Он позвонил из бюро пропусков, но Ивана Алексеевича опять не было на месте.

– У начальника Генерального штаба, – ответил адъютант, – и неизвестно, сколько пробудет, может быть, оттуда прямо… – Он не договорил, куда «прямо», и добавил: – Возможно, до самой ночи. Я доложил, товарищ генерал. Заявка на вас дана, вылет в восемь пятнадцать с Центрального. Куда за вами машину прислать?

– Домой.

– В семь ровно будет у вас. Генерал-лейтенант просил передать, чтоб вы вечером были дома, он, как освободится, будет сам звонить вам, возможно даже ночью. Просил передать, что непременно увидит вас. Только будьте дома.

– Хорошо.

– Машина вам еще нужна сегодня?

– Нет, – сказал Серпилин, подумав, что сегодня ему уже больше ничего не нужно, разве что зайти куда-нибудь поесть. Он так ничего не ел и не пил со вчерашнего дня, кроме тех двух стаканов чая с бубликами в приемной у Ивана Алексеевича.

– Тогда здравия желаю, товарищ генерал. Примите мое сочувствие вашему горю.

– Спасибо. – Серпилин положил трубку.

Выходя из Генштаба, он еще не решил, куда идти: пообедать можно было и в столовой при городской комендатуре на Первой Мещанской, и дома. Птицын перед отъездом с фронта положил ему в чемодан сверток с какой-то едой.

«Да, пожалуй, домой». Однако сразу идти туда не тянуло. Хотелось походить по улицам одному, справиться с чувствами, делить которые было не с кем. Он не спеша вышел на улицу Кирова, свернул в Фуркасовский переулок и обогнул дом, во двор которого его привезли когда-то ночью. В разные времена вспоминал об этом по-разному, а сейчас вспомнил мельком и даже усмехнулся: вот, ничего, иду мимо, жив, здоров!

«Я жив, здоров, а Вале это стоило жизни». И хотя имел право на гнев, но подумал об этом без гнева, просто со смертельной тоской.
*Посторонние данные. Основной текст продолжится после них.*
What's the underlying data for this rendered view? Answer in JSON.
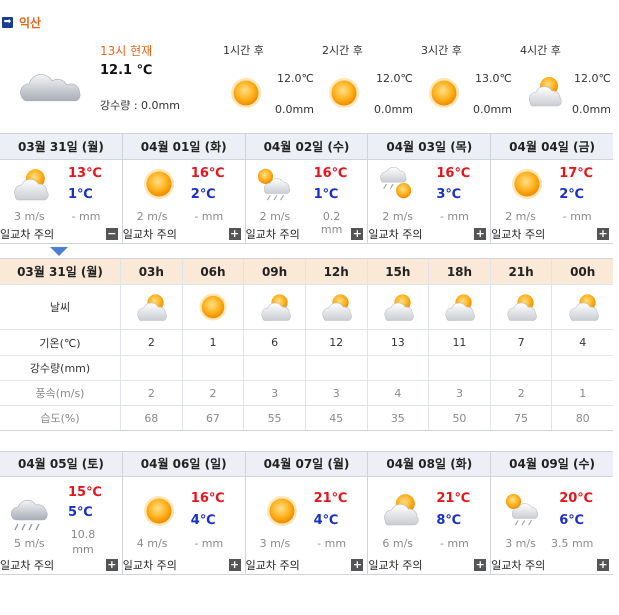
{
  "location": {
    "name": "익산",
    "arrow_glyph": "➡"
  },
  "current": {
    "title": "13시 현재",
    "temp": "12.1 ℃",
    "rain": "강수량 : 0.0mm",
    "icon": "cloudy-icon"
  },
  "forecast": [
    {
      "hour": "1시간 후",
      "temp": "12.0℃",
      "rain": "0.0mm",
      "icon": "sunny-icon"
    },
    {
      "hour": "2시간 후",
      "temp": "12.0℃",
      "rain": "0.0mm",
      "icon": "sunny-icon"
    },
    {
      "hour": "3시간 후",
      "temp": "13.0℃",
      "rain": "0.0mm",
      "icon": "sunny-icon"
    },
    {
      "hour": "4시간 후",
      "temp": "12.0℃",
      "rain": "0.0mm",
      "icon": "partly-cloudy-icon"
    }
  ],
  "week1": [
    {
      "date": "03월 31일 (월)",
      "hi": "13℃",
      "lo": "1℃",
      "wind": "3 m/s",
      "rain": "- mm",
      "note": "일교차 주의",
      "toggle": "−",
      "icon": "partly-cloudy-icon"
    },
    {
      "date": "04월 01일 (화)",
      "hi": "16℃",
      "lo": "2℃",
      "wind": "2 m/s",
      "rain": "- mm",
      "note": "일교차 주의",
      "toggle": "+",
      "icon": "sunny-icon"
    },
    {
      "date": "04월 02일 (수)",
      "hi": "16℃",
      "lo": "1℃",
      "wind": "2 m/s",
      "rain": "0.2 mm",
      "note": "일교차 주의",
      "toggle": "+",
      "icon": "sun-rain-icon"
    },
    {
      "date": "04월 03일 (목)",
      "hi": "16℃",
      "lo": "3℃",
      "wind": "2 m/s",
      "rain": "- mm",
      "note": "일교차 주의",
      "toggle": "+",
      "icon": "rain-sun-icon"
    },
    {
      "date": "04월 04일 (금)",
      "hi": "17℃",
      "lo": "2℃",
      "wind": "2 m/s",
      "rain": "- mm",
      "note": "일교차 주의",
      "toggle": "+",
      "icon": "sunny-icon"
    }
  ],
  "hourly": {
    "date": "03월 31일 (월)",
    "hours": [
      "03h",
      "06h",
      "09h",
      "12h",
      "15h",
      "18h",
      "21h",
      "00h"
    ],
    "weather_label": "날씨",
    "icons": [
      "partly-cloudy-icon",
      "sunny-icon",
      "partly-cloudy-icon",
      "partly-cloudy-icon",
      "partly-cloudy-icon",
      "partly-cloudy-icon",
      "partly-cloudy-icon",
      "partly-cloudy-icon"
    ],
    "temp_label": "기온(℃)",
    "temps": [
      "2",
      "1",
      "6",
      "12",
      "13",
      "11",
      "7",
      "4"
    ],
    "rain_label": "강수량(mm)",
    "rains": [
      "",
      "",
      "",
      "",
      "",
      "",
      "",
      ""
    ],
    "wind_label": "풍속(m/s)",
    "winds": [
      "2",
      "2",
      "3",
      "3",
      "4",
      "3",
      "2",
      "1"
    ],
    "humid_label": "습도(%)",
    "humids": [
      "68",
      "67",
      "55",
      "45",
      "35",
      "50",
      "75",
      "80"
    ]
  },
  "week2": [
    {
      "date": "04월 05일 (토)",
      "hi": "15℃",
      "lo": "5℃",
      "wind": "5 m/s",
      "rain": "10.8 mm",
      "note": "일교차 주의",
      "toggle": "+",
      "icon": "rain-icon"
    },
    {
      "date": "04월 06일 (일)",
      "hi": "16℃",
      "lo": "4℃",
      "wind": "4 m/s",
      "rain": "- mm",
      "note": "일교차 주의",
      "toggle": "+",
      "icon": "sunny-icon"
    },
    {
      "date": "04월 07일 (월)",
      "hi": "21℃",
      "lo": "4℃",
      "wind": "3 m/s",
      "rain": "- mm",
      "note": "일교차 주의",
      "toggle": "+",
      "icon": "sunny-icon"
    },
    {
      "date": "04월 08일 (화)",
      "hi": "21℃",
      "lo": "8℃",
      "wind": "6 m/s",
      "rain": "- mm",
      "note": "일교차 주의",
      "toggle": "+",
      "icon": "partly-cloudy-icon"
    },
    {
      "date": "04월 09일 (수)",
      "hi": "20℃",
      "lo": "6℃",
      "wind": "3 m/s",
      "rain": "3.5 mm",
      "note": "일교차 주의",
      "toggle": "+",
      "icon": "sun-rain-icon"
    }
  ],
  "colors": {
    "accent": "#e8641b",
    "hi_temp": "#e8141b",
    "lo_temp": "#1a2fc8",
    "day_header": "#ecf0f6",
    "hour_header": "#fbe9d8"
  }
}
Обогнув площадь, свернул вниз к Малому театру.

Было морозно и тихо, небо прояснилось. Затемненные улицы посветлели, можно было даже различать лица прохожих, если они проходили совсем близко и так же, как он, не торопились.

Он подошел к зданию Малого театра и хотел перейти улицу, как вдруг кто-то схватил его сзади за рукав. Он обернулся, думая, что это кто-нибудь из сослуживцев, но перед ним, продолжая держать его за рукав, стояла очень маленькая женщина в ушанке и шинели с петлицами военврача.

Он удивился: генералов не принято хватать среди улицы за рукава шинели, – и, только успев удивиться, понял, что хорошо знает эту маленькую женщину в форме военврача, с перепуганными от радости и удивления глазами.

– Здравствуйте, товарищ доктор, – сказал он, снимая перчатку.

Маленькая докторша улыбнулась и тоже заторопилась стащить перчатку. Перчатка не снималась, и она стащила ее по-детски, зубами. Ее маленькая, крепкая рука с неожиданной силой пожала руку Серпилина.

– А я шла навстречу, – сказала она, не отпуская его руки, – и вдруг вижу: вы идете! А потом подумала: не может быть, это не вы, и прошла. А потом подумала: нет, а вдруг это все-таки вы? – и побежала за вами. Видите, даже за рукав схватила, не побоялась, что достанется, если это не вы. А это вы!